Przypomniała mi się przeczytana gdzieś anegdota na temat pewnego szwajcarskiego prezesa sporego banku, który aby jego status materialny nie rzucał się zbytnio w oczy jego sąsiadom czy znajomym przez wiele lat zamiast wynieniać samochód na inny, a było go na to spokojnie stać, jeżdził wciąż tym samym modelem, z tym że usprawionym o nowinki techniczne. Trzeba zwyczajnie nauczyć się odpowiednio lawirować i zgrywać biedniejszego niż się jest lub robić to w taki sposób, aby nie rzucało się to w oczy, jak owy prezes banku. Ja sam stosuję pierwszą z tych metod. Zgrywam biedniejszego niż jestem w rzeczywistości.

 

Jest też druga strona medalu. Pamiętać trzeba, aby po odniesieniu takiego zawodowego i finansowego sukcesu sodówka nie uderzyła do głowy.
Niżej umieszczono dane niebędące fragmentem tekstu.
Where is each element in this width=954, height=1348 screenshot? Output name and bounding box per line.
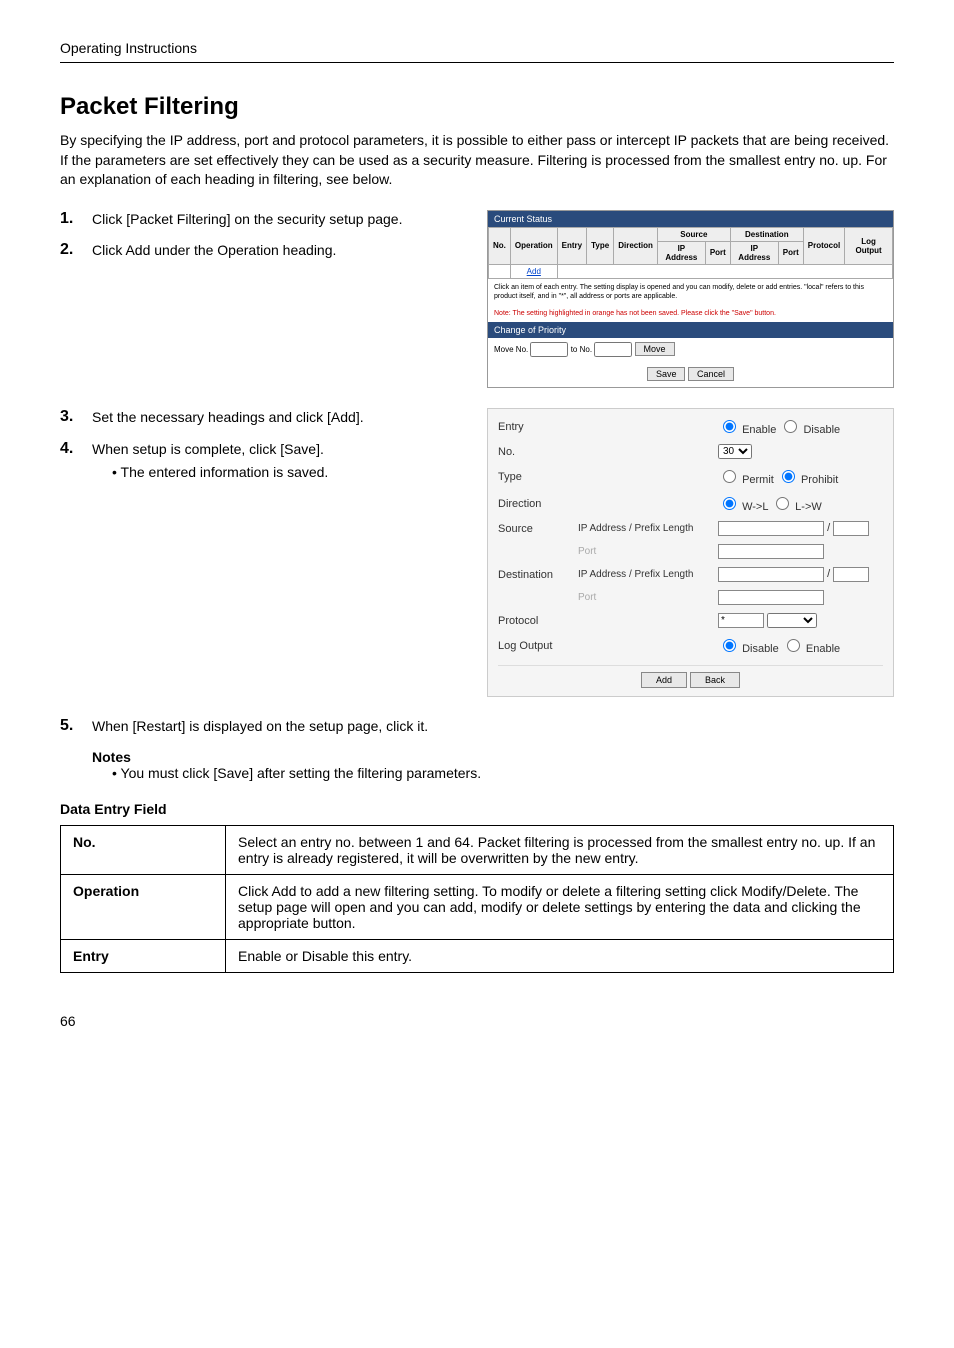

Sam odpalilem po studiach znajomego, który zaczął za bardzo kozarzyć jaki to on nie jest jak tylko zmienił pracę na dużo lepszą z jednoczesnym awansem.  

  • Like 2
Odnośnik do komentarza
Udostępnij na innych stronach

5 minut temu, Krugerrand napisał:

rzeba zwyczajnie nauczyć się odpowiednio lawirować i zgrywać biedniejszego niż się jest lub robić to w taki sposób, aby nie rzucało się to w oczy, jak owy prezes banku.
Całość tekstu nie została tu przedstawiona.